Fri. Sep 20th, 2024

House Speaker Pro Tem Chris Pringle, R-Mobile, sits in the speaker’s chair in the Alabama House of Representatives on Feb. 8, 2024 in Montgomery, Alabama. During a meeting of the state’s Contract Review Committee on Thursday, Pringle asked a DOC attorney to respond to what he described as an assault on an inmate and an extortion attempt directed at the inmate’s family. (Brian Lyman/Alabama Reflector)

A member of the Legislature’s Contract Review Committee Thursday asked an attorney for the Alabama Department of Corrections to respond to what he said was an extortion threat to a constituent whose child is in prison.

Rep. Chris Pringle, R-Mobile, told Mandy Speirs, assistant general counsel for the Alabama Department of Corrections, that the constituent had received a video claiming that their loved one had been sexually assaulted, with a threat for further violence if they did not get money.

Pringle spoke as the committee considered a contract from The Moss Group Inc. based out of Washington D.C. According to the contract description, it is intended to provide “strategic support, consulting services on sexual safety, operational practice, staff training, PREA (Prison Rape Elimination Act) compliance (and) maintain continuity of efforts with regard to (the) Male Inmate Pilot Risk Reduction Plan.”

The contract pays the company $378,000 between October of this year and September 2025, with an option for an extension. That increases the total award to almost $1.9 million.

“This poor lady, her son, is constantly getting the crap beat out of him,” Pringle said. “I couldn’t tell because the video is bad, but he is getting up off the floor and pulling his pants up.”

Pringle told DOC staff during a Contract Review Committee meeting in June that he fielded calls from constituents saying their family members had been subjected to assault in prison.

Speirs said she was “sorry to hear that.”

“You think you are, imagine how his mother felt when she was sent this video,” Pringle said in response.

Spiers then told members of the committee that Corrections has been working to address the issue for the past few years.

“As I say when I come here every month, we are making great strides in this area,” she said. “I would love to talk with you offline, invite you to come over and speak to any of us, come to any of our facilities and see the things that we have tried to turn around in the last few years.”

Some on the committee were not moved.

“Something is not working,” said Rep.

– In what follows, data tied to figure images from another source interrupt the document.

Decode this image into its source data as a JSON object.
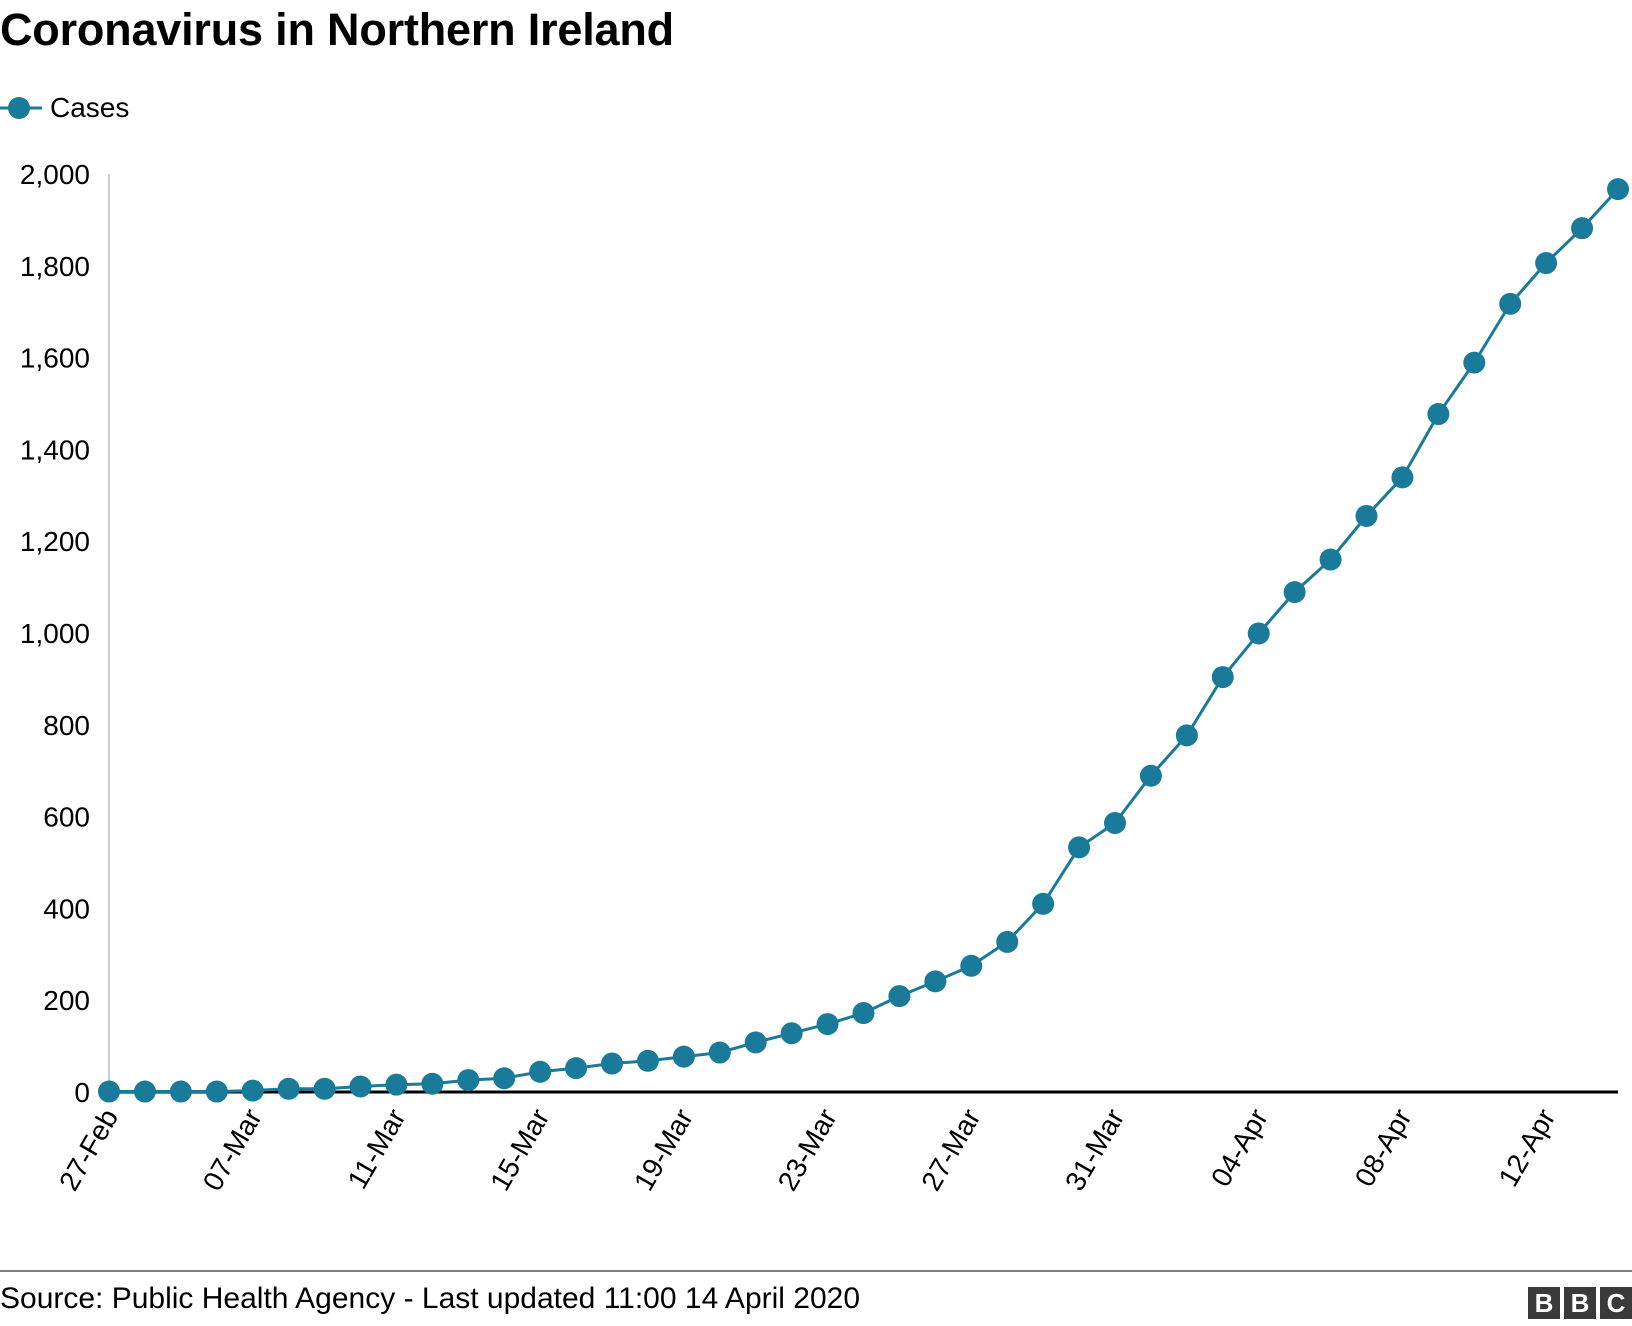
{
  "title": "Coronavirus in Northern Ireland",
  "legend": {
    "series_name": "Cases"
  },
  "footer": {
    "source": "Source: Public Health Agency - Last updated 11:00 14 April 2020",
    "logo_text": "BBC"
  },
  "colors": {
    "series": "#1a7a99",
    "axis": "#000000",
    "y_axis_line": "#cccccc",
    "rule": "#7f7f7f"
  },
  "chart_data": {
    "type": "line",
    "title": "Coronavirus in Northern Ireland",
    "xlabel": "",
    "ylabel": "",
    "ylim": [
      0,
      2000
    ],
    "yticks": [
      0,
      200,
      400,
      600,
      800,
      1000,
      1200,
      1400,
      1600,
      1800,
      2000
    ],
    "ytick_labels": [
      "0",
      "200",
      "400",
      "600",
      "800",
      "1,000",
      "1,200",
      "1,400",
      "1,600",
      "1,800",
      "2,000"
    ],
    "x_tick_labels": [
      "27-Feb",
      "07-Mar",
      "11-Mar",
      "15-Mar",
      "19-Mar",
      "23-Mar",
      "27-Mar",
      "31-Mar",
      "04-Apr",
      "08-Apr",
      "12-Apr"
    ],
    "x_tick_positions": [
      0,
      4,
      8,
      12,
      16,
      20,
      24,
      28,
      32,
      36,
      40
    ],
    "legend_position": "top-left",
    "grid": false,
    "series": [
      {
        "name": "Cases",
        "values": [
          1,
          1,
          1,
          1,
          3,
          7,
          7,
          12,
          16,
          18,
          26,
          30,
          44,
          52,
          62,
          68,
          77,
          86,
          108,
          128,
          148,
          172,
          209,
          241,
          275,
          327,
          410,
          533,
          586,
          689,
          777,
          904,
          999,
          1089,
          1160,
          1255,
          1339,
          1477,
          1589,
          1717,
          1806,
          1882,
          1967
        ]
      }
    ]
  }
}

Chris England, D-Tuscaloosa. “Something isn’t working. And I think some of the other contracts that are on today’s agenda also reflect some of the same issues, same problems, costs going up, giving more money, but we get less in return.”

The pleas came as the committee approved two legal contracts totaling $400,000 for the Birmingham law firm of Wallace, Jordan, Ratliff & Brandt, LLC to defend Corrections officers and administrators in two ongoing cases alleging civil rights violations.

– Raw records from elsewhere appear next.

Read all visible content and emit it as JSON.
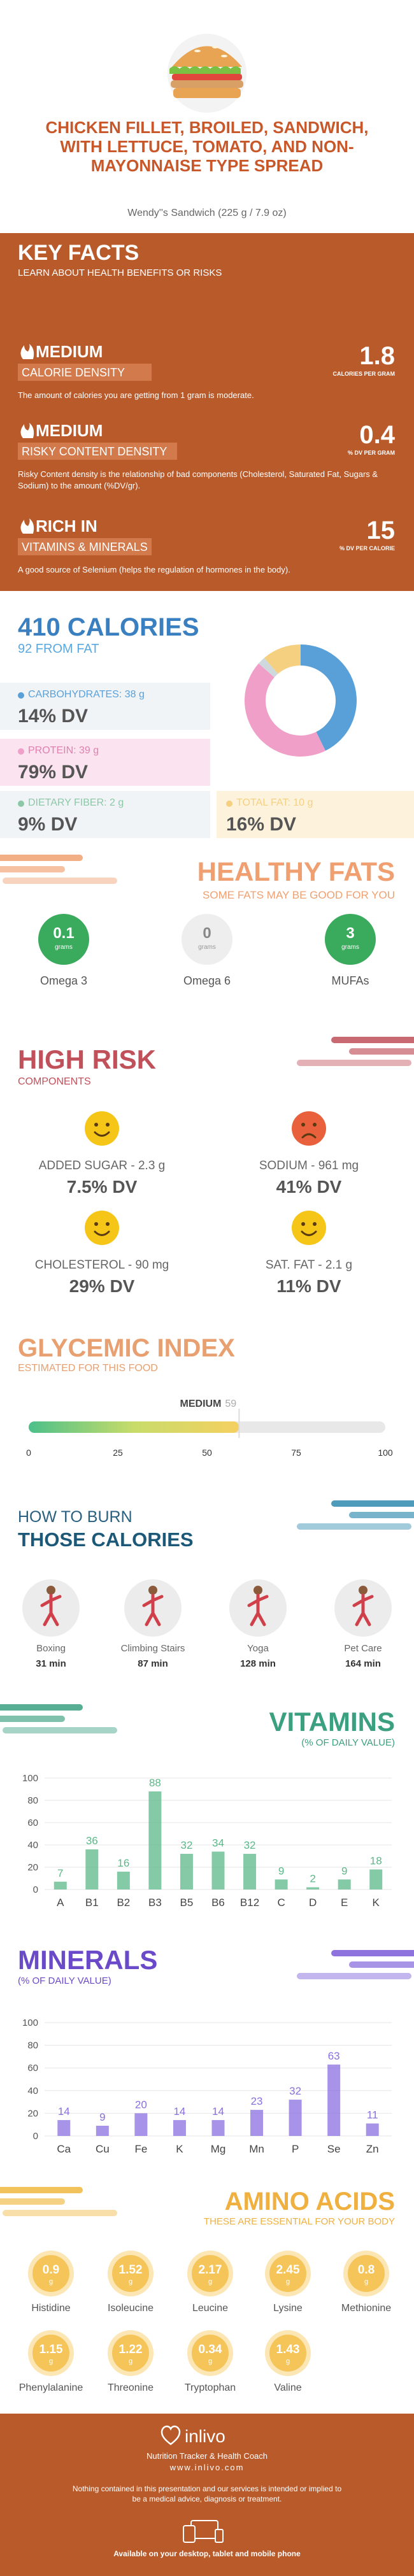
{
  "header": {
    "title": "CHICKEN FILLET, BROILED, SANDWICH, WITH LETTUCE, TOMATO, AND NON-MAYONNAISE TYPE SPREAD",
    "subtitle": "Wendy''s Sandwich (225 g / 7.9 oz)"
  },
  "key_facts": {
    "title": "KEY FACTS",
    "subtitle": "LEARN ABOUT HEALTH BENEFITS OR RISKS",
    "items": [
      {
        "level": "MEDIUM",
        "name": "CALORIE DENSITY",
        "value": 1.8,
        "unit": "CALORIES PER GRAM",
        "description": "The amount of calories you are getting from 1 gram is moderate."
      },
      {
        "level": "MEDIUM",
        "name": "RISKY CONTENT DENSITY",
        "value": 0.4,
        "unit": "% DV PER GRAM",
        "description": "Risky Content density is the relationship of bad components (Cholesterol, Saturated Fat, Sugars & Sodium) to the amount (%DV/gr)."
      },
      {
        "level": "RICH IN",
        "name": "VITAMINS & MINERALS",
        "value": 15,
        "unit": "% DV PER CALORIE",
        "description": "A good source of Selenium (helps the regulation of hormones in the body)."
      }
    ]
  },
  "calories": {
    "title": "410 CALORIES",
    "subtitle": "92 FROM FAT",
    "macros": [
      {
        "label": "CARBOHYDRATES: 38 g",
        "dv": "14% DV",
        "color": "#5aa0d8"
      },
      {
        "label": "PROTEIN: 39 g",
        "dv": "79% DV",
        "color": "#f0a0c8"
      },
      {
        "label": "DIETARY FIBER: 2 g",
        "dv": "9% DV",
        "color": "#8cc8a8"
      },
      {
        "label": "TOTAL FAT: 10 g",
        "dv": "16% DV",
        "color": "#f5d080"
      }
    ]
  },
  "healthy_fats": {
    "title": "HEALTHY FATS",
    "subtitle": "SOME FATS MAY BE GOOD FOR YOU",
    "items": [
      {
        "value": 0.1,
        "unit": "grams",
        "name": "Omega 3",
        "color": "#3aaa5c"
      },
      {
        "value": 0,
        "unit": "grams",
        "name": "Omega 6",
        "color": "#eeeeee"
      },
      {
        "value": 3,
        "unit": "grams",
        "name": "MUFAs",
        "color": "#3aaa5c"
      }
    ]
  },
  "high_risk": {
    "title": "HIGH RISK",
    "subtitle": "COMPONENTS",
    "items": [
      {
        "label": "ADDED SUGAR - 2.3 g",
        "dv": "7.5% DV",
        "color": "#f5c518"
      },
      {
        "label": "SODIUM - 961 mg",
        "dv": "41% DV",
        "color": "#e8613c"
      },
      {
        "label": "CHOLESTEROL - 90 mg",
        "dv": "29% DV",
        "color": "#f5c518"
      },
      {
        "label": "SAT. FAT - 2.1 g",
        "dv": "11% DV",
        "color": "#f5c518"
      }
    ]
  },
  "glycemic": {
    "title": "GLYCEMIC INDEX",
    "subtitle": "ESTIMATED FOR THIS FOOD",
    "level": "MEDIUM",
    "value": 59,
    "xlim": [
      0,
      100
    ],
    "xticks": [
      0,
      25,
      50,
      75,
      100
    ]
  },
  "burn": {
    "title": "HOW TO BURN",
    "title2": "THOSE CALORIES",
    "activities": [
      {
        "name": "Boxing",
        "time": "31 min"
      },
      {
        "name": "Climbing Stairs",
        "time": "87 min"
      },
      {
        "name": "Yoga",
        "time": "128 min"
      },
      {
        "name": "Pet Care",
        "time": "164 min"
      }
    ]
  },
  "chart_data": [
    {
      "type": "pie",
      "values": [
        38,
        39,
        2,
        10
      ],
      "colors": [
        "#5aa0d8",
        "#f0a0c8",
        "#cfd8dc",
        "#f5d080"
      ]
    },
    {
      "type": "bar",
      "title": "VITAMINS",
      "subtitle": "(% OF DAILY VALUE)",
      "categories": [
        "A",
        "B1",
        "B2",
        "B3",
        "B5",
        "B6",
        "B12",
        "C",
        "D",
        "E",
        "K"
      ],
      "values": [
        7,
        36,
        16,
        88,
        32,
        34,
        32,
        9,
        2,
        9,
        18
      ],
      "color": "#5cb888",
      "ylim": [
        0,
        100
      ],
      "yticks": [
        0,
        20,
        40,
        60,
        80,
        100
      ],
      "grid": true
    },
    {
      "type": "bar",
      "title": "MINERALS",
      "subtitle": "(% OF DAILY VALUE)",
      "categories": [
        "Ca",
        "Cu",
        "Fe",
        "K",
        "Mg",
        "Mn",
        "P",
        "Se",
        "Zn"
      ],
      "values": [
        14,
        9,
        20,
        14,
        14,
        23,
        32,
        63,
        11
      ],
      "color": "#8a6fe0",
      "ylim": [
        0,
        100
      ],
      "yticks": [
        0,
        20,
        40,
        60,
        80,
        100
      ],
      "grid": true
    }
  ],
  "amino_acids": {
    "title": "AMINO ACIDS",
    "subtitle": "THESE ARE ESSENTIAL FOR YOUR BODY",
    "items": [
      {
        "value": 0.9,
        "unit": "g",
        "name": "Histidine"
      },
      {
        "value": 1.52,
        "unit": "g",
        "name": "Isoleucine"
      },
      {
        "value": 2.17,
        "unit": "g",
        "name": "Leucine"
      },
      {
        "value": 2.45,
        "unit": "g",
        "name": "Lysine"
      },
      {
        "value": 0.8,
        "unit": "g",
        "name": "Methionine"
      },
      {
        "value": 1.15,
        "unit": "g",
        "name": "Phenylalanine"
      },
      {
        "value": 1.22,
        "unit": "g",
        "name": "Threonine"
      },
      {
        "value": 0.34,
        "unit": "g",
        "name": "Tryptophan"
      },
      {
        "value": 1.43,
        "unit": "g",
        "name": "Valine"
      }
    ]
  },
  "footer": {
    "brand": "inlivo",
    "tagline": "Nutrition Tracker & Health Coach",
    "url": "www.inlivo.com",
    "disclaimer": "Nothing contained in this presentation and our services is intended or implied to be a medical advice, diagnosis or treatment.",
    "availability": "Available on your desktop, tablet and mobile phone"
  }
}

Committee members unanimously approved the two contracts.

Alabama’s prisons remain some of the most violent in the nation, and Thursday’s conversation is only the most recent in a string of meetings in which the public, along with legislators, have repeated their comments.

Many of the same concerns and issues were brought to lawmakers’ attention during the Joint Prison Oversight Committee meeting in July. The U.S. Department of Justice sued the state in 2020 over rampant violence in state prisons, alleging the conditions violated inmates’ Eighth Amendment protections against cruel and unusual punishment.

During Thursday’s meeting, the Alabama Attorney General’s Office presented one new legal contract to the Contract Review Committee that members approved totaling $200,000 to Terri Tompkins. Esq. of Rosen Harwood PA, a law firm based in Tuscaloosa, to represent Corrections staff in another case.

Members of the Contract Review Committee also approved four additional contracts. Two of the contracts were new but would not cost the state any money. The first contract is to Union Supply Group, Inc. based in Dallas, Texas to sell, furnish and deliver footwear and incentive packages for people in DOC custody who are eligible to receive such items.

The second contract, also at no cost to the state, is to Securus Technologies, LLC based in Plano, Texas to provide a communications system.

A third contract that was approved was awarded to YesCare, based in Brentwood, Tennessee, to provide health care to those within DOC custody. With the awarded contract, the company is set to receive an additional $2 million from the state on top of the more than $1 billion that Corrections awarded to the company in early 2023.